A bit of his dizzying resume: Since 1990, Moore has worked at U.S. embassies in Yugoslavia and Lithuania and as deputy chief of mission at American embassies in Namibia and Belarus. He also was deputy director for Russian affairs at the State Department.
He speaks eight languages: Bosnian, Croatian, Serbian, Danish, German, Lithuanian and Russian, in addition to English.
"You have to love travel to do this," Moore laughed.
'Midwestern sensibilities' abroad
These days, he's in charge of 320 people who oversee the peace process following the 1992-1995 Bosnian War, which includes ensuring judges and prosecutors are fighting corruption and prosecuting war crimes, preventing segregation at schools, promoting free media, countering violent extremism and advocating for human rights.
"It's a very special feeling and a very special opportunity to get to share your perspectives and your knowledge," he says. "I was raised with Midwestern sensibilities and I'm glad when I can apply them around the world."
It all comes at a time when U.S.-Russia relations and the Middle East are in flux.
"Because of world events, terrorist attacks in Turkey and all of the things going on, a heightened level of interest in what's going on in the U.S. ... the world is going through some pretty intense changes," Moore says.
COD gets a Warhol
The College of DuPage has received one of pop artist Andy Warhol's final works as a gift from Helge and Dolores Frank of Downers Grove. "Vesuvius," a color screen print, was finished in 1985 and is estimated to be valued at $35,000. The couple also donated "La Reine des Ephémères," a color etching and aquatint by Spanish painter and sculptor Joan Miro, valued at $28,000, and "Imola Three II," a color woodcut by American minimalist painter Frank Stella.
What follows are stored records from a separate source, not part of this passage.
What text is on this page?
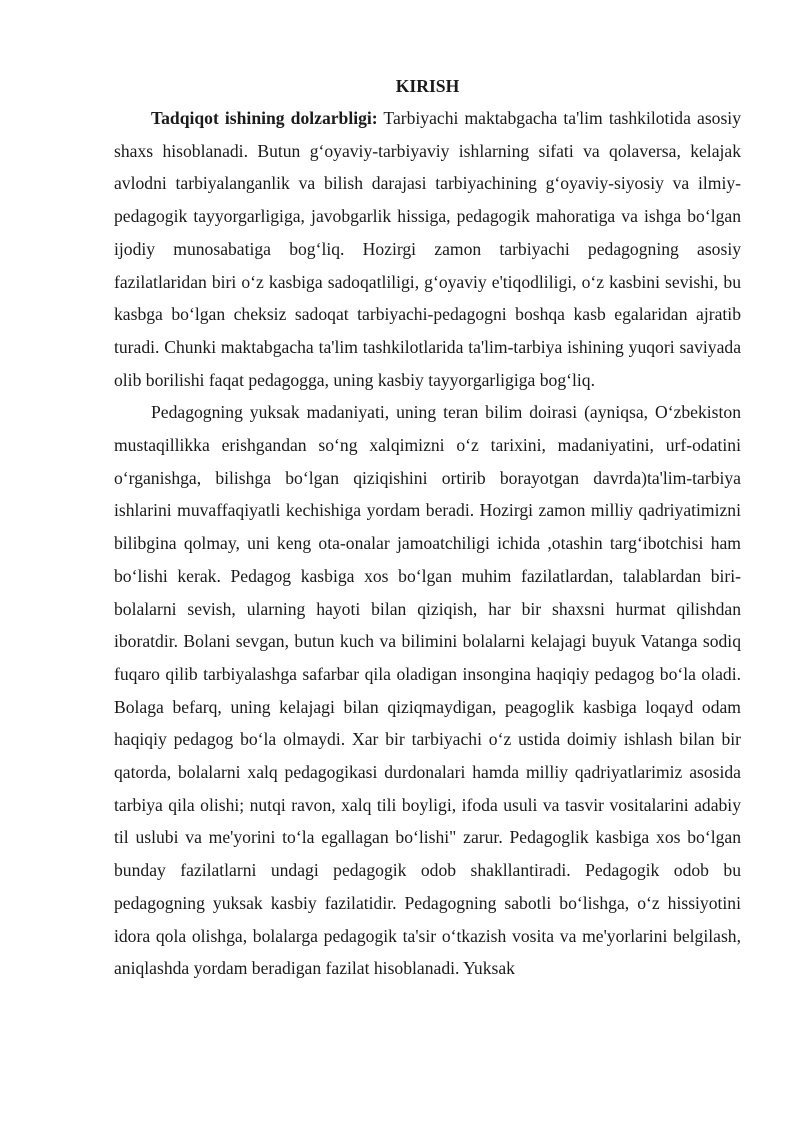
KIRISH

Tadqiqot ishining dolzarbligi: Tarbiyachi maktabgacha ta'lim tashkilotida asosiy shaxs hisoblanadi. Butun g‘oyaviy-tarbiyaviy ishlarning sifati va qolaversa, kelajak avlodni tarbiyalanganlik va bilish darajasi tarbiyachining g‘oyaviy-siyosiy va ilmiy-pedagogik tayyorgarligiga, javobgarlik hissiga, pedagogik mahoratiga va ishga bo‘lgan ijodiy munosabatiga bog‘liq. Hozirgi zamon tarbiyachi pedagogning asosiy fazilatlaridan biri o‘z kasbiga sadoqatliligi, g‘oyaviy e'tiqodliligi, o‘z kasbini sevishi, bu kasbga bo‘lgan cheksiz sadoqat tarbiyachi-pedagogni boshqa kasb egalaridan ajratib turadi. Chunki maktabgacha ta'lim tashkilotlarida ta'lim-tarbiya ishining yuqori saviyada olib borilishi faqat pedagogga, uning kasbiy tayyorgarligiga bog‘liq.

Pedagogning yuksak madaniyati, uning teran bilim doirasi (ayniqsa, O‘zbekiston mustaqillikka erishgandan so‘ng xalqimizni o‘z tarixini, madaniyatini, urf-odatini o‘rganishga, bilishga bo‘lgan qiziqishini ortirib borayotgan davrda)ta'lim-tarbiya ishlarini muvaffaqiyatli kechishiga yordam beradi. Hozirgi zamon milliy qadriyatimizni bilibgina qolmay, uni keng ota-onalar jamoatchiligi ichida ,otashin targ‘ibotchisi ham bo‘lishi kerak. Pedagog kasbiga xos bo‘lgan muhim fazilatlardan, talablardan biri- bolalarni sevish, ularning hayoti bilan qiziqish, har bir shaxsni hurmat qilishdan iboratdir. Bolani sevgan, butun kuch va bilimini bolalarni kelajagi buyuk Vatanga sodiq fuqaro qilib tarbiyalashga safarbar qila oladigan insongina haqiqiy pedagog bo‘la oladi. Bolaga befarq, uning kelajagi bilan qiziqmaydigan, peagoglik kasbiga loqayd odam haqiqiy pedagog bo‘la olmaydi. Xar bir tarbiyachi o‘z ustida doimiy ishlash bilan bir qatorda, bolalarni xalq pedagogikasi durdonalari hamda milliy qadriyatlarimiz asosida tarbiya qila olishi; nutqi ravon, xalq tili boyligi, ifoda usuli va tasvir vositalarini adabiy til uslubi va me'yorini to‘la egallagan bo‘lishi" zarur. Pedagoglik kasbiga xos bo‘lgan bunday fazilatlarni undagi pedagogik odob shakllantiradi. Pedagogik odob bu pedagogning yuksak kasbiy fazilatidir. Pedagogning sabotli bo‘lishga, o‘z hissiyotini idora qola olishga, bolalarga pedagogik ta'sir o‘tkazish vosita va me'yorlarini belgilash, aniqlashda yordam beradigan fazilat hisoblanadi. Yuksak
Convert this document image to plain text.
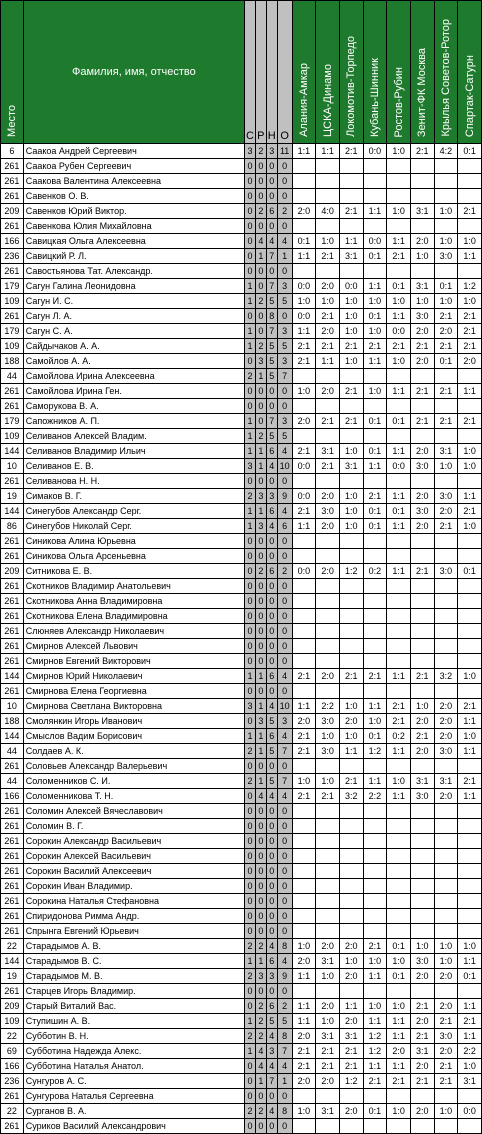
Место	Фамилия, имя, отчество	С	Р	Н	О	Алания-Амкар	ЦСКА-Динамо	Локомотив-Торпедо	Кубань-Шинник	Ростов-Рубин	Зенит-ФК Москва	Крылья Советов-Ротор	Спартак-Сатурн
6	Саакоа Андрей Сергеевич	3	2	3	11	1:1	1:1	2:1	0:0	1:0	2:1	4:2	0:1
261	Саакоа Рубен Сергеевич	0	0	0	0								
261	Саакова Валентина Алексеевна	0	0	0	0								
261	Савенков О. В.	0	0	0	0								
209	Савенков Юрий Виктор.	0	2	6	2	2:0	4:0	2:1	1:1	1:0	3:1	1:0	2:1
261	Савенкова Юлия Михайловна	0	0	0	0								
166	Савицкая Ольга Алексеевна	0	4	4	4	0:1	1:0	1:1	0:0	1:1	2:0	1:0	1:0
236	Савицкий Р. Л.	0	1	7	1	1:1	2:1	3:1	0:1	2:1	1:0	3:0	1:1
261	Савостьянова Тат. Александр.	0	0	0	0								
179	Сагун Галина Леонидовна	1	0	7	3	0:0	2:0	0:0	1:1	0:1	3:1	0:1	1:2
109	Сагун И. С.	1	2	5	5	1:0	1:0	1:0	1:0	1:0	1:0	1:0	1:0
261	Сагун Л. А.	0	0	8	0	0:0	2:1	1:0	0:1	1:1	3:0	2:1	2:1
179	Сагун С. А.	1	0	7	3	1:1	2:0	1:0	1:0	0:0	2:0	2:0	2:1
109	Сайдычаков А. А.	1	2	5	5	2:1	2:1	2:1	2:1	2:1	2:1	2:1	2:1
188	Самойлов А. А.	0	3	5	3	2:1	1:1	1:0	1:1	1:0	2:0	0:1	2:0
44	Самойлова Ирина Алексеевна	2	1	5	7								
261	Самойлова Ирина Ген.	0	0	0	0	1:0	2:0	2:1	1:0	1:1	2:1	2:1	1:1
261	Саморукова В. А.	0	0	0	0								
179	Сапожников А. П.	1	0	7	3	2:0	2:1	2:1	0:1	0:1	2:1	2:1	2:1
109	Селиванов Алексей Владим.	1	2	5	5								
144	Селиванов Владимир Ильич	1	1	6	4	2:1	3:1	1:0	0:1	1:1	2:0	3:1	1:0
10	Селиванов Е. В.	3	1	4	10	0:0	2:1	3:1	1:1	0:0	3:0	1:0	1:0
261	Селиванова Н. Н.	0	0	0	0								
19	Симаков В. Г.	2	3	3	9	0:0	2:0	1:0	2:1	1:1	2:0	3:0	1:1
144	Синегубов Александр Серг.	1	1	6	4	2:1	3:0	1:0	0:1	0:1	3:0	2:0	2:1
86	Синегубов Николай Серг.	1	3	4	6	1:1	2:0	1:0	0:1	1:1	2:0	2:1	1:0
261	Синикова Алина Юрьевна	0	0	0	0								
261	Синикова Ольга Арсеньевна	0	0	0	0								
209	Ситникова Е. В.	0	2	6	2	0:0	2:0	1:2	0:2	1:1	2:1	3:0	0:1
261	Скотников Владимир Анатольевич	0	0	0	0								
261	Скотникова Анна Владимировна	0	0	0	0								
261	Скотникова Елена Владимировна	0	0	0	0								
261	Слюняев Александр Николаевич	0	0	0	0								
261	Смирнов Алексей Львович	0	0	0	0								
261	Смирнов Евгений Викторович	0	0	0	0								
144	Смирнов Юрий Николаевич	1	1	6	4	2:1	2:0	2:1	2:1	1:1	2:1	3:2	1:0
261	Смирнова Елена Георгиевна	0	0	0	0								
10	Смирнова Светлана Викторовна	3	1	4	10	1:1	2:2	1:0	1:1	2:1	1:0	2:0	2:1
188	Смолянкин Игорь Иванович	0	3	5	3	2:0	3:0	2:0	1:0	2:1	2:0	2:0	1:1
144	Смыслов Вадим Борисович	1	1	6	4	2:1	1:0	1:0	0:1	0:2	2:1	2:0	1:0
44	Солдаев А. К.	2	1	5	7	2:1	3:0	1:1	1:2	1:1	2:0	3:0	1:1
261	Соловьев Александр Валерьевич	0	0	0	0								
44	Соломенников С. И.	2	1	5	7	1:0	1:0	2:1	1:1	1:0	3:1	3:1	2:1
166	Соломенникова Т. Н.	0	4	4	4	2:1	2:1	3:2	2:2	1:1	3:0	2:0	1:1
261	Соломин Алексей Вячеславович	0	0	0	0								
261	Соломин В. Г.	0	0	0	0								
261	Сорокин Александр Васильевич	0	0	0	0								
261	Сорокин Алексей Васильевич	0	0	0	0								
261	Сорокин Василий Алексеевич	0	0	0	0								
261	Сорокин Иван Владимир.	0	0	0	0								
261	Сорокина Наталья Стефановна	0	0	0	0								
261	Спиридонова Римма Андр.	0	0	0	0								
261	Спрынга Евгений Юрьевич	0	0	0	0								
22	Старадымов А. В.	2	2	4	8	1:0	2:0	2:0	2:1	0:1	1:0	1:0	1:0
144	Старадымов В. С.	1	1	6	4	2:0	3:1	1:0	1:0	1:0	3:0	1:0	1:1
19	Старадымов М. В.	2	3	3	9	1:1	1:0	2:0	1:1	0:1	2:0	2:0	0:1
261	Старцев Игорь Владимир.	0	0	0	0								
209	Старый Виталий Вас.	0	2	6	2	1:1	2:0	1:1	1:0	1:0	2:1	2:0	1:1
109	Ступишин А. В.	1	2	5	5	1:1	1:0	2:0	1:1	1:1	2:0	2:1	2:1
22	Субботин В. Н.	2	2	4	8	2:0	3:1	3:1	1:2	1:1	2:1	3:0	1:1
69	Субботина Надежда Алекс.	1	4	3	7	2:1	2:1	2:1	1:2	2:0	3:1	2:0	2:2
166	Субботина Наталья Анатол.	0	4	4	4	2:1	2:1	2:1	1:1	1:1	2:0	2:1	1:0
236	Сунгуров А. С.	0	1	7	1	2:0	2:0	1:2	2:1	2:1	2:1	2:1	3:1
261	Сунгурова Наталья Сергеевна	0	0	0	0								
22	Сурганов В. А.	2	2	4	8	1:0	3:1	2:0	0:1	1:0	2:0	1:0	0:0
261	Суриков Василий Александрович	0	0	0	0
The works will be maintained as part of the nearly 720 works currently in the College of DuPage permanent collection at the Cleve Carney Art Gallery.
Illinois House leadership
Illinois House GOP Leader Jim Durkin's 2017 leadership team includes several suburban representatives.
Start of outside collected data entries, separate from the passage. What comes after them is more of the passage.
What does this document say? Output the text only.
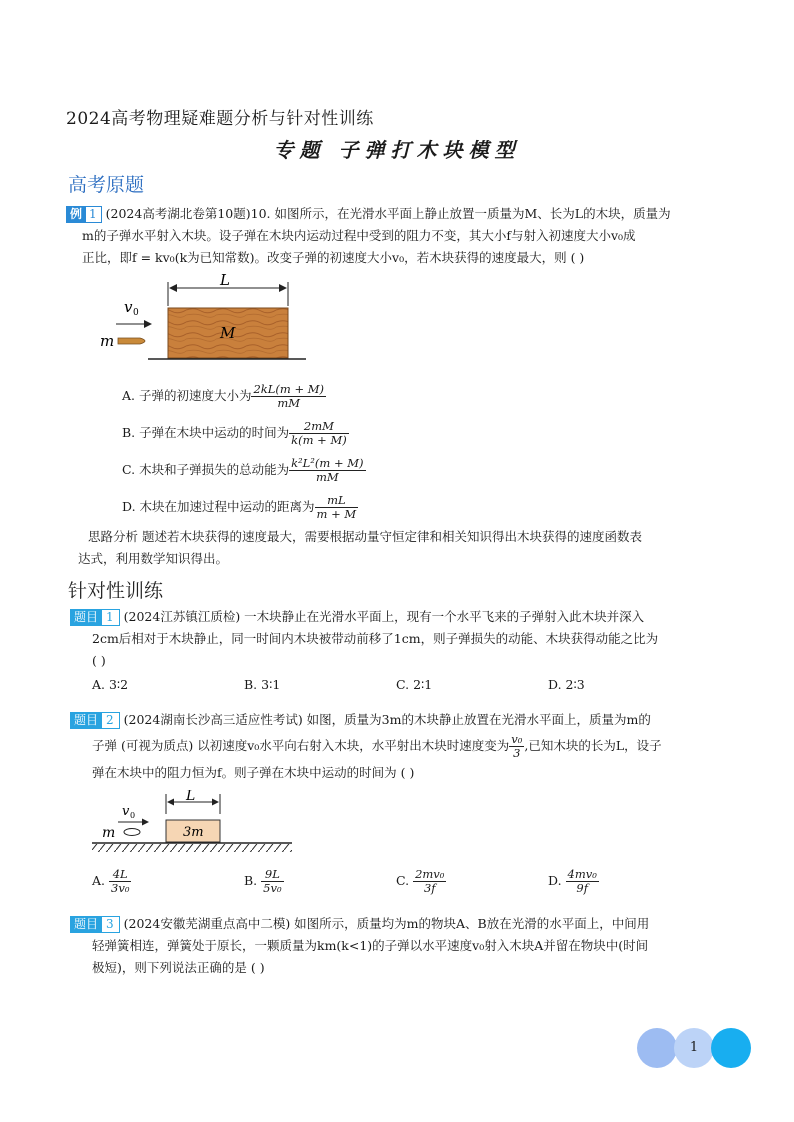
2024高考物理疑难题分析与针对性训练
专题 子弹打木块模型
高考原题
例 1 (2024高考湖北卷第10题)10. 如图所示，在光滑水平面上静止放置一质量为M、长为L的木块，质量为
m的子弹水平射入木块。设子弹在木块内运动过程中受到的阻力不变，其大小f与射入初速度大小v₀成
正比，即f = kv₀(k为已知常数)。改变子弹的初速度大小v₀，若木块获得的速度最大，则 ( )
L
M
v 0
m
A. 子弹的初速度大小为 $\frac{2kL(m + M)}{mM}$
B. 子弹在木块中运动的时间为 $\frac{2mM}{k(m + M)}$
C. 木块和子弹损失的总动能为 $\frac{\text{k²L²(m + M)}}{mM}$
D. 木块在加速过程中运动的距离为 $\frac{mL}{m + M}$
思路分析 题述若木块获得的速度最大，需要根据动量守恒定律和相关知识得出木块获得的速度函数表
达式，利用数学知识得出。
针对性训练
题目 1 (2024江苏镇江质检) 一木块静止在光滑水平面上，现有一个水平飞来的子弹射入此木块并深入
2cm后相对于木块静止，同一时间内木块被带动前移了1cm，则子弹损失的动能、木块获得动能之比为
( )
A. 3∶2	B. 3∶1	C. 2∶1	D. 2∶3
题目 2 (2024湖南长沙高三适应性考试) 如图，质量为3m的木块静止放置在光滑水平面上，质量为m的
子弹 (可视为质点) 以初速度v₀水平向右射入木块，水平射出木块时速度变为 $\frac{\text{v₀}}{3}$ ,已知木块的长为L，设子
弹在木块中的阻力恒为f。则子弹在木块中运动的时间为 ( )
L
3m
v 0
m
A. $\frac{4L}{\text{3v₀}}$	B. $\frac{9L}{\text{5v₀}}$	C. $\frac{\text{2mv₀}}{3f}$	D. $\frac{\text{4mv₀}}{9f}$
题目 3 (2024安徽芜湖重点高中二模) 如图所示，质量均为m的物块A、B放在光滑的水平面上，中间用
轻弹簧相连，弹簧处于原长，一颗质量为km(k<1)的子弹以水平速度v₀射入木块A并留在物块中(时间
极短)，则下列说法正确的是 ( )
1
State Rep. Patti Bellock of Hinsdale is deputy leader, a role that comes with a $19,760 stipend. State Rep. Michael McAuliffe of Chicago is assistant minority leader, which comes with an $18,066 stipend. Lawmakers make a base salary of $67,836.
House Democrats will make appointments in the coming weeks. Lawmakers head back to Springfield next week for Gov. Bruce Rauner's "state of the State" address.
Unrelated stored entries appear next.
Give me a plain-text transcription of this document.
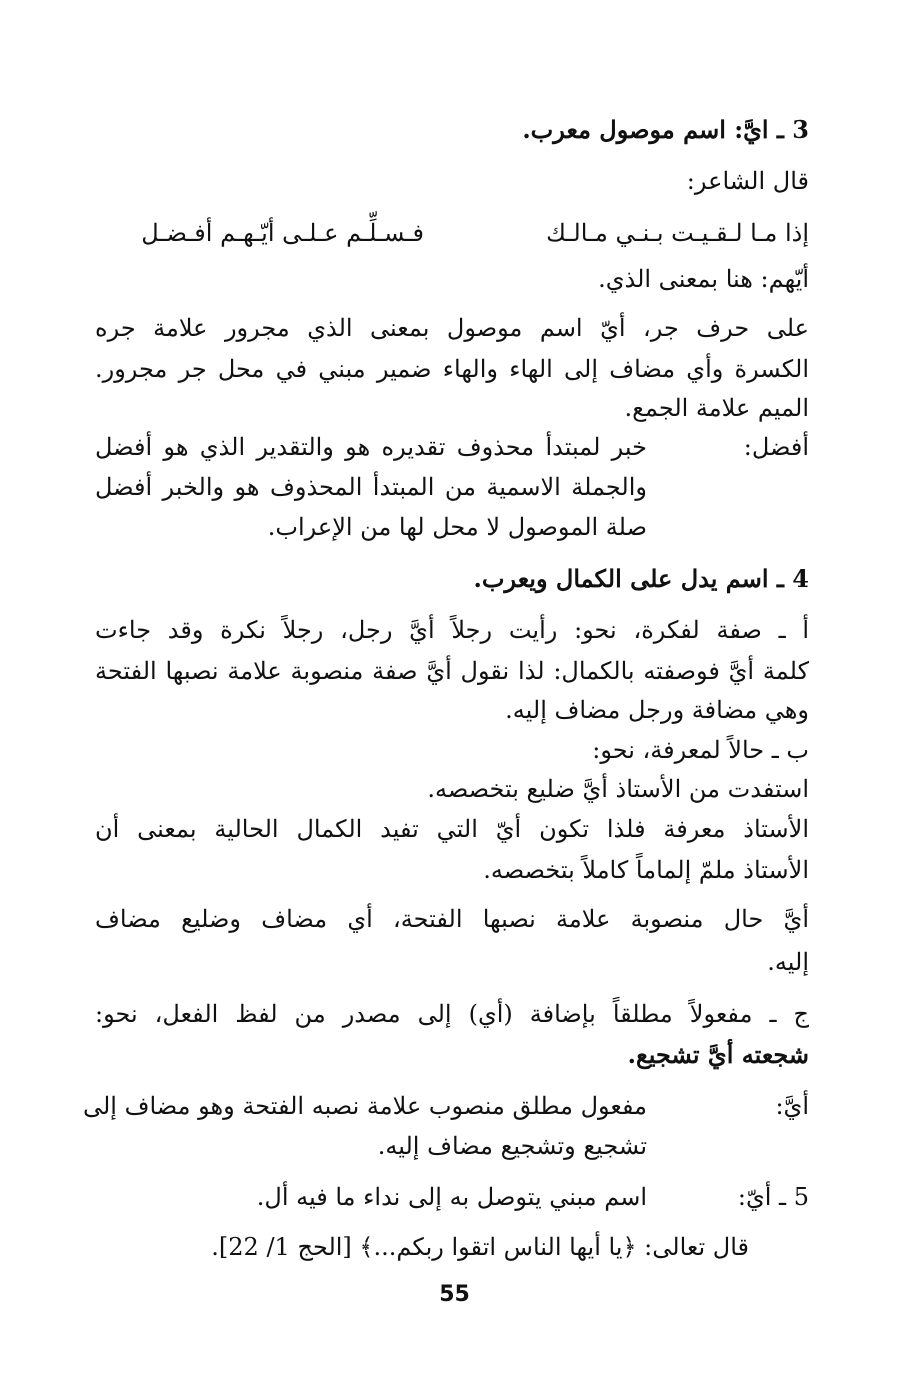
3 ـ ايَّ: اسم موصول معرب.
قال الشاعر:
إذا مـا لـقـيـت بـنـي مـالـك
فـسـلِّـم عـلـى أيّـهـم أفـضـل
أيّهم: هنا بمعنى الذي.
على حرف جر، أيّ اسم موصول بمعنى الذي مجرور علامة جره
الكسرة وأي مضاف إلى الهاء والهاء ضمير مبني في محل جر مجرور.
الميم علامة الجمع.
أفضل:
خبر لمبتدأ محذوف تقديره هو والتقدير الذي هو أفضل
والجملة الاسمية من المبتدأ المحذوف هو والخبر أفضل
صلة الموصول لا محل لها من الإعراب.
4 ـ اسم يدل على الكمال ويعرب.
أ ـ صفة لفكرة، نحو: رأيت رجلاً أيَّ رجل، رجلاً نكرة وقد جاءت
كلمة أيَّ فوصفته بالكمال: لذا نقول أيَّ صفة منصوبة علامة نصبها الفتحة
وهي مضافة ورجل مضاف إليه.
ب ـ حالاً لمعرفة، نحو:
استفدت من الأستاذ أيَّ ضليع بتخصصه.
الأستاذ معرفة فلذا تكون أيّ التي تفيد الكمال الحالية بمعنى أن
الأستاذ ملمّ إلماماً كاملاً بتخصصه.
أيَّ حال منصوبة علامة نصبها الفتحة، أي مضاف وضليع مضاف
إليه.
ج ـ مفعولاً مطلقاً بإضافة (أي) إلى مصدر من لفظ الفعل، نحو:
شجعته أيَّ تشجيع.
أيَّ:
مفعول مطلق منصوب علامة نصبه الفتحة وهو مضاف إلى
تشجيع وتشجيع مضاف إليه.
5 ـ أيّ:
اسم مبني يتوصل به إلى نداء ما فيه أل.
قال تعالى: ﴿يا أيها الناس اتقوا ربكم...﴾ [الحج 1/ 22].
55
Illinois Manufacturing Association President Greg Baise gave me a sneak peek of the comments he plans to make at the Choose DuPage meeting Wednesday in Naperville. He'll note that while Illinois lost 1,700 manufacturing jobs in the last seven years, Michigan created 171,300 and Indiana created 83,700. Baise says he plans to take his "Illinois Wake Up Call" talk statewide to try to change Illinois' business climate.
Take a look at a 360-degree campus panorama of Mundelein Seminary, which was completed by Drone Media Chicago. If you click and drag on the Facebook link https://www.facebook.com/groups/42155578070/permalink/10154535213743071/, you'll see the late Cardinal George Mundelein's vision for the campus, which is designed in the shape of a Roman Cross. At the head of the upright of the cross (and on the highest ground) is the Chapel of the Immaculate Conception. The Feehan Memorial Library and Administration Building are on either side, while the foot of the cross is the boathouse and the lake.